Backlogs with the MODUSCAN engine can be caused because of the following:

 
 

a) The Quarantine is too slow or is corrupted

  • The server simply cannot put more mail into the Quarantine because of slowness or a connectivity outage
  • If you are using the native Quarantine database (available with Modus) it is possible that you have exceeded the maximum file size of the database.  Since the default Quarantine database uses Microsoft Access, if the Quarantine reaches a size of 2 gigabytes, it crashes dies and causes MODUSCAN to spike to 100%.  Processing of messages slows considerably.
  • Check the mailstore.mdb file size in …\Vircom\Modus<Mail or Gate>\mailbox\@quarantine.  If it is at 2GB or close to it, proceed with the following:
    • In the Console, stop all services
    • In Windows Explorer, go to …\Vircom\Modus<Mail or Gate>\mailbox\@quarantine
    • Rename the mailstore.mdb file to mailstore.old
    • Rename the inbox folder to inbox.old
    • In the Console, start all services
    • Assuming that this was the cause of problem, Modus should process the backlog quickly

      

NOTE: Versions 3.x and above provide the option to compact the Access database to prevent reaching the 2Gg limit.  This option is on, by default, when upgrading from an older version if Access is used.  Go to System – Properties – Quarantine Database to change the time Modus compacts the database.  Stop and start the MODUSADM service after any changes.

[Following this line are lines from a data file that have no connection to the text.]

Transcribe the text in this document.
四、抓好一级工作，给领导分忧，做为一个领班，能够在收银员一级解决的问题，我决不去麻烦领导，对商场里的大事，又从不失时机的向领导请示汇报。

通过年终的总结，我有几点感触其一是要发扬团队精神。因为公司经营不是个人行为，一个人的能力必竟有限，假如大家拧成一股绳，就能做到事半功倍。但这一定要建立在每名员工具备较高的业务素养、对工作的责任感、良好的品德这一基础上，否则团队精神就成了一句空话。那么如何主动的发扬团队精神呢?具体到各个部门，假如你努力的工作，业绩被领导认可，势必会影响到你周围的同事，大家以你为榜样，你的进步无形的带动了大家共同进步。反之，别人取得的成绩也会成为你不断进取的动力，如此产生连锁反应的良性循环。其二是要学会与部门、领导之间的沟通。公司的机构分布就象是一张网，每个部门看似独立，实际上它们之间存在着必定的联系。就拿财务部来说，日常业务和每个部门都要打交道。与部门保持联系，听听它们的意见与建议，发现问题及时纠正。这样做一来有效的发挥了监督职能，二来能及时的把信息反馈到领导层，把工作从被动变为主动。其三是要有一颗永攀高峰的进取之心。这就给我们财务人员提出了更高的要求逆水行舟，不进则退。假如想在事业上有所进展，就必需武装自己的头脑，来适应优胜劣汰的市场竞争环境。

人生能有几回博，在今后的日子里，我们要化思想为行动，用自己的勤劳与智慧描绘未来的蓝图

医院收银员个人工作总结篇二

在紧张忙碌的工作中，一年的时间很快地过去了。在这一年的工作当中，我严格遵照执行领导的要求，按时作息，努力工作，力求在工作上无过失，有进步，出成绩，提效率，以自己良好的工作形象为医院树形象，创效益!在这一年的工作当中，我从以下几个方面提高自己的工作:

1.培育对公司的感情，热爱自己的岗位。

This step is not a permanent solution.  A long term fix would be to switch to a SQL Server quarantine database.  For more information, see
How-To: Use SQL Server Instead of the Built in MDB Database for Quarantine Storage.
 
Another work-around would be to delete spam instead of quarantining it.  Go to Spam – Preferences – Options and, under When a Spam is detected, select Delete the message immediately under.
 
 
 

b) Sievestore Database is Corrupt

The SieveStore database sievestore.mdb, located in …\Virocm\ModusMail\SieveData contains all of the Sieve script updates.  To determine if the sievestore.mdb file is corrupt, search for the word corrupt in the latest OPR*.LOG and ERR*.LOG files in the Log folder.

If the database is corrupt, there is no way to recover your custom sieve scripts unless you have backed them up (by pasting them into a text file). 

To reset the sievestore database:

 

  • In the Console, stop all services
  • In Windows Explorer, go to the …\Sievedata folder
  • Rename sievestore.mdb to sievestore.old
  • Download the empty sievestore.mdb file (attached to this article) to your Modus server
    • Copy it to the …\Sievedata folder
  • Open the Registry Editor and go to HKEY_LOCAL_MACHINE\System\CurrentControlSet\Services\MODUSADM\Parameters
  • Double-click on SieveUpdateLUSN and set the Data value to 0 (zero)
  • Exit the Registry Editor
  • In the Console, start all services
  • Go to Spam – Properties – Auto-Updates and click on Update Now
  • Click on Update Now until no new updates are received
  • Go to Spam – Preferences – Options and click on Categories to ensure that they are OK
  • At this point, MODUSCAN should be catching up with itself
 

c) Sieve script catching messages sent to the test user

Check the quarantine to see if the message you sent in the previous step was caught.  If it was, check your custom sieve scripts to see if there is a script that is capturing more messages than it should.  Make sure your quarantine is not set to Delete Spam.  If it is, the test messages will be deleted.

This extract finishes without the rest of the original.